Le moment où la dépression a reprogrammé mon cerveau

Il y a un feu de forêt en moi.

Les arbres, les herbes et les fleurs brûlent, dévorés par les souvenirs hantés, les tragédies et la dépression.

Écrire sur la dépression en ce moment, c'est comme mettre la main dans ce feu. Mais je vais quand même l'écrire.

En 2005, j'ai voyagé de l'Ohio en Pologne et j'ai passé un mois dans des cours, des châteaux, des églises et des musées.

La Pologne, c'est comme assister à des funérailles. Le pays continue de pleurer la Seconde Guerre mondiale. Au lieu d'un Starbucks à chaque coin de rue, il y a un musée sur la Seconde Guerre mondiale.
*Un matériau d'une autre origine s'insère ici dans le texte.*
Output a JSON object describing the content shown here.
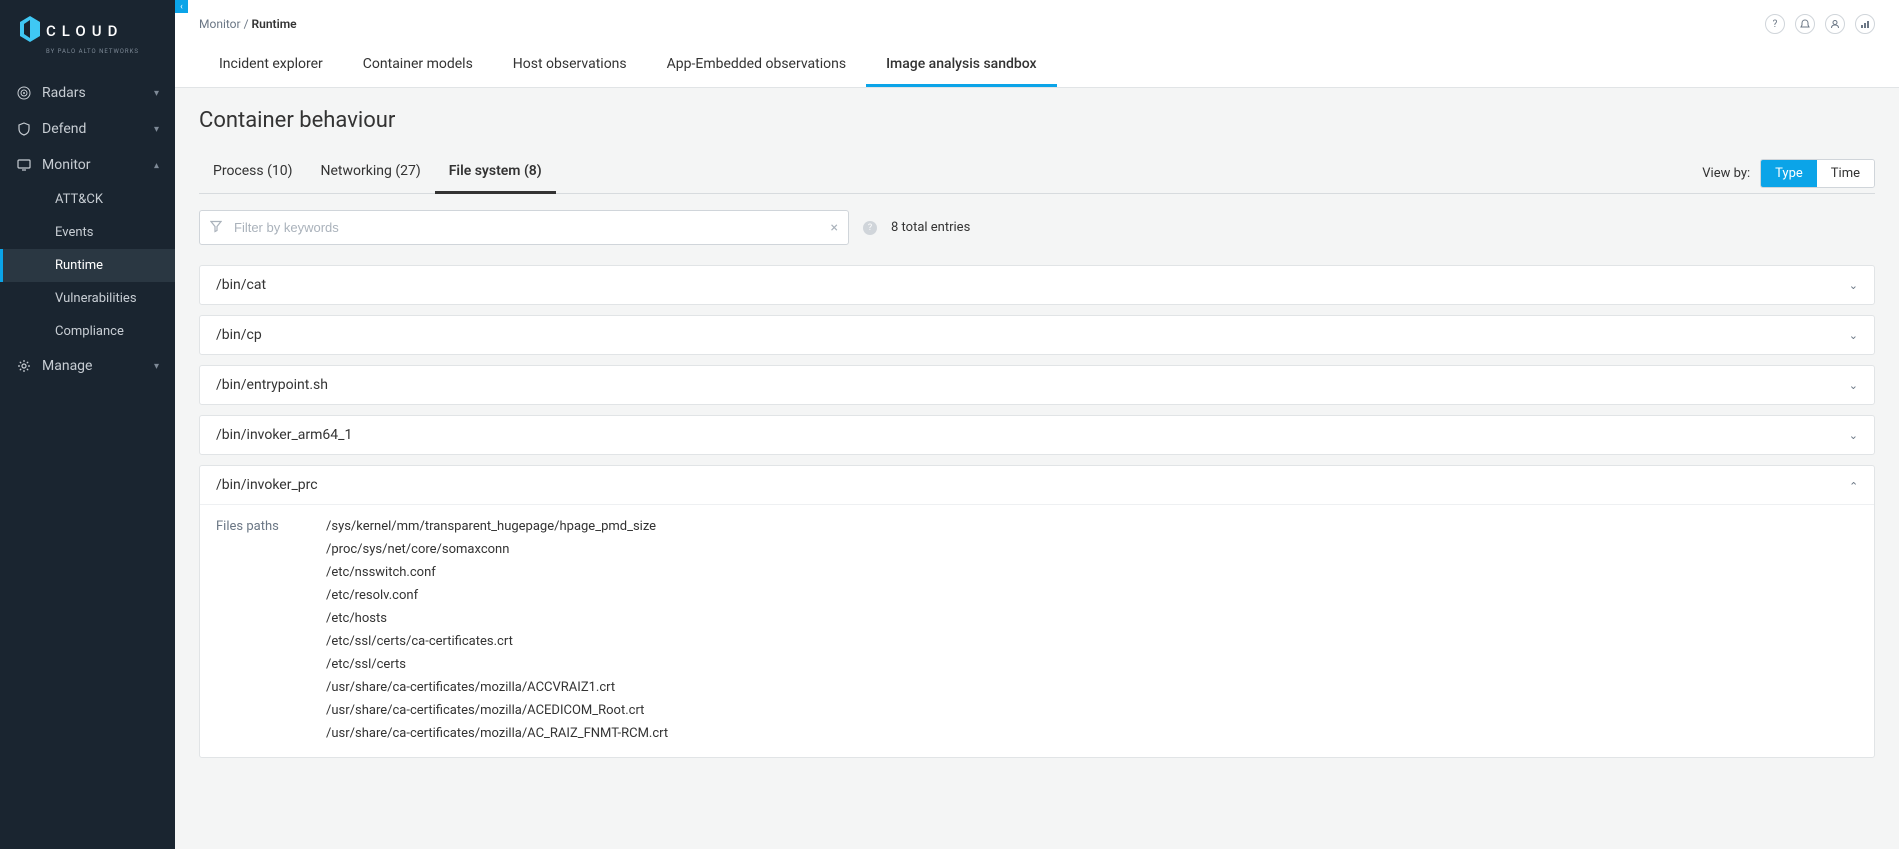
{
  "brand": {
    "name": "CLOUD",
    "sub": "BY PALO ALTO NETWORKS"
  },
  "sidebar": {
    "items": [
      {
        "label": "Radars",
        "icon": "radar"
      },
      {
        "label": "Defend",
        "icon": "shield"
      },
      {
        "label": "Monitor",
        "icon": "monitor",
        "expanded": true
      },
      {
        "label": "Manage",
        "icon": "gear"
      }
    ],
    "monitor_sub": [
      {
        "label": "ATT&CK"
      },
      {
        "label": "Events"
      },
      {
        "label": "Runtime",
        "active": true
      },
      {
        "label": "Vulnerabilities"
      },
      {
        "label": "Compliance"
      }
    ]
  },
  "breadcrumb": {
    "a": "Monitor",
    "sep": "/",
    "b": "Runtime"
  },
  "top_tabs": [
    {
      "label": "Incident explorer"
    },
    {
      "label": "Container models"
    },
    {
      "label": "Host observations"
    },
    {
      "label": "App-Embedded observations"
    },
    {
      "label": "Image analysis sandbox",
      "active": true
    }
  ],
  "page_title": "Container behaviour",
  "subtabs": [
    {
      "label": "Process (10)"
    },
    {
      "label": "Networking (27)"
    },
    {
      "label": "File system (8)",
      "active": true
    }
  ],
  "viewby": {
    "label": "View by:",
    "options": [
      "Type",
      "Time"
    ],
    "active": "Type"
  },
  "filter": {
    "placeholder": "Filter by keywords",
    "total": "8 total entries"
  },
  "entries": [
    {
      "name": "/bin/cat"
    },
    {
      "name": "/bin/cp"
    },
    {
      "name": "/bin/entrypoint.sh"
    },
    {
      "name": "/bin/invoker_arm64_1"
    },
    {
      "name": "/bin/invoker_prc",
      "open": true,
      "files_label": "Files paths",
      "paths": [
        "/sys/kernel/mm/transparent_hugepage/hpage_pmd_size",
        "/proc/sys/net/core/somaxconn",
        "/etc/nsswitch.conf",
        "/etc/resolv.conf",
        "/etc/hosts",
        "/etc/ssl/certs/ca-certificates.crt",
        "/etc/ssl/certs",
        "/usr/share/ca-certificates/mozilla/ACCVRAIZ1.crt",
        "/usr/share/ca-certificates/mozilla/ACEDICOM_Root.crt",
        "/usr/share/ca-certificates/mozilla/AC_RAIZ_FNMT-RCM.crt"
      ]
    }
  ]
}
Je suis fasciné par l'histoire de la Seconde Guerre mondiale depuis que j'ai lu le livre Trésor de neige en quatrième année. Basé sur une histoire vraie, il s'agit d'un récit fictif d'enfants norvégiens déjouant les nazis occupant leur ville. Ils transportaient des briques d'or sur leurs traîneaux et descendaient en luge jusqu'à un fjord, juste sous le nez des soldats.
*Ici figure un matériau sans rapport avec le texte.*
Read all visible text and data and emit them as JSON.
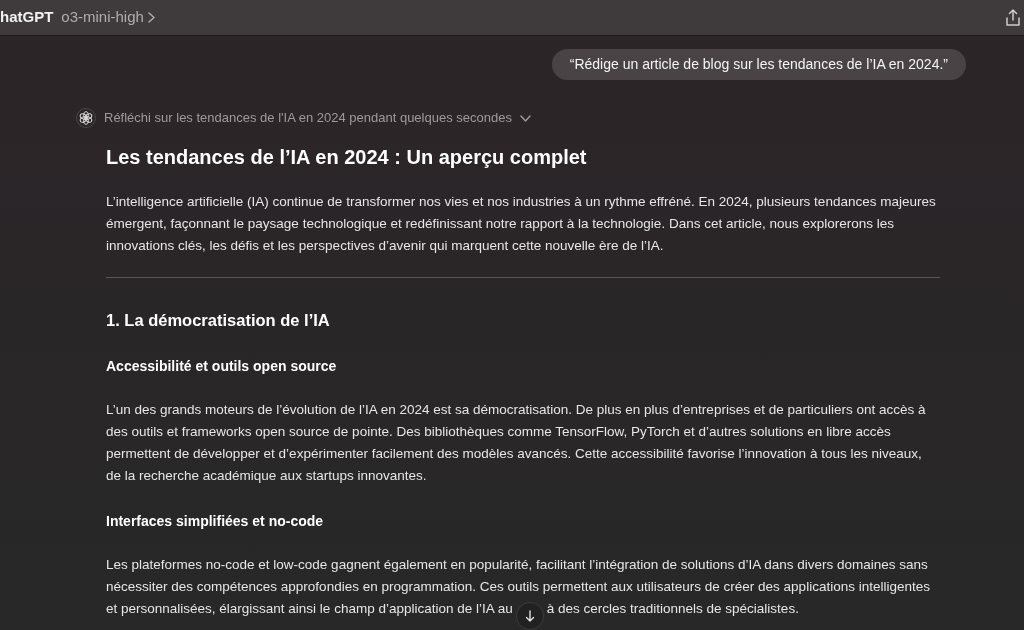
{
  "top_bar": {
    "app_name": "hatGPT",
    "model": "o3-mini-high"
  },
  "user_message": {
    "text": "“Rédige un article de blog sur les tendances de l’IA en 2024.”"
  },
  "reasoning": {
    "text": "Réfléchi sur les tendances de l'IA en 2024 pendant quelques secondes",
    "expanded": false
  },
  "article": {
    "title": "Les tendances de l’IA en 2024 : Un aperçu complet",
    "blocks": [
      {
        "kind": "paragraph",
        "text": "L’intelligence artificielle (IA) continue de transformer nos vies et nos industries à un rythme effréné. En 2024, plusieurs tendances majeures émergent, façonnant le paysage technologique et redéfinissant notre rapport à la technologie. Dans cet article, nous explorerons les innovations clés, les défis et les perspectives d’avenir qui marquent cette nouvelle ère de l’IA."
      },
      {
        "kind": "divider"
      },
      {
        "kind": "heading",
        "text": "1. La démocratisation de l’IA"
      },
      {
        "kind": "subheading",
        "text": "Accessibilité et outils open source"
      },
      {
        "kind": "paragraph",
        "text": "L’un des grands moteurs de l’évolution de l’IA en 2024 est sa démocratisation. De plus en plus d’entreprises et de particuliers ont accès à des outils et frameworks open source de pointe. Des bibliothèques comme TensorFlow, PyTorch et d’autres solutions en libre accès permettent de développer et d’expérimenter facilement des modèles avancés. Cette accessibilité favorise l’innovation à tous les niveaux, de la recherche académique aux startups innovantes."
      },
      {
        "kind": "subheading",
        "text": "Interfaces simplifiées et no-code"
      },
      {
        "kind": "paragraph",
        "text": "Les plateformes no-code et low-code gagnent également en popularité, facilitant l’intégration de solutions d’IA dans divers domaines sans nécessiter des compétences approfondies en programmation. Ces outils permettent aux utilisateurs de créer des applications intelligentes",
        "last_line_before_button": "et personnalisées, élargissant ainsi le champ d’application de l’IA au",
        "last_line_after_button": "à des cercles traditionnels de spécialistes."
      }
    ]
  }
}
Ainsi, lorsque le moment est venu pour moi de remplir mes exigences interculturelles à l'Université de Bluffton, où j'ai obtenu mon baccalauréat, la Pologne s'est imposée comme un choix évident.

En plus des cours, des châteaux, des églises et des musées, j'ai visité deux camps de concentration, dont le tristement célèbre Auschwitz. En fait, j'y suis allé seul.

N'allez pas seul à Auschwitz.

Un camp de concentration moins connu est celui de Majdanek, à la périphérie de Lublin, une ville au sud-est de Varsovie. Qualifier cet endroit d’horrible est un compliment. Le simple fait d'y penser maintenant transforme mon estomac en quelque chose de gonflé et de lourd, comme une pastèque au ruban bleu lors d'une foire d'État.

J'ai traversé et dépassé des casernes préservées, des tours de guet, des potences, des chambres à gaz, des crématoriums et des milliers de chaussures derrière des grillages. Une chaussure rouge a attiré mon attention. Cela se détachait comme une tache de sang parmi les taches brunes et noires poussiéreuses.

À la fin de la visite, j'ai monté les escaliers jusqu'à un grand dôme de ciment au sommet d'une colline herbeuse. Des panneaux essayaient de me renseigner sur la structure, mais ils étaient tous en polonais, allemand, russe et français.

Le dôme recouvrait un bol. Ma première pensée en baissant les yeux a été : Pourquoi y a-t-il un tas de litière pour chat dans un camp de concentration ?

Ce n'était pas de la litière pour chat. C'étaient des cendres humaines. J'étais dans un mausolée.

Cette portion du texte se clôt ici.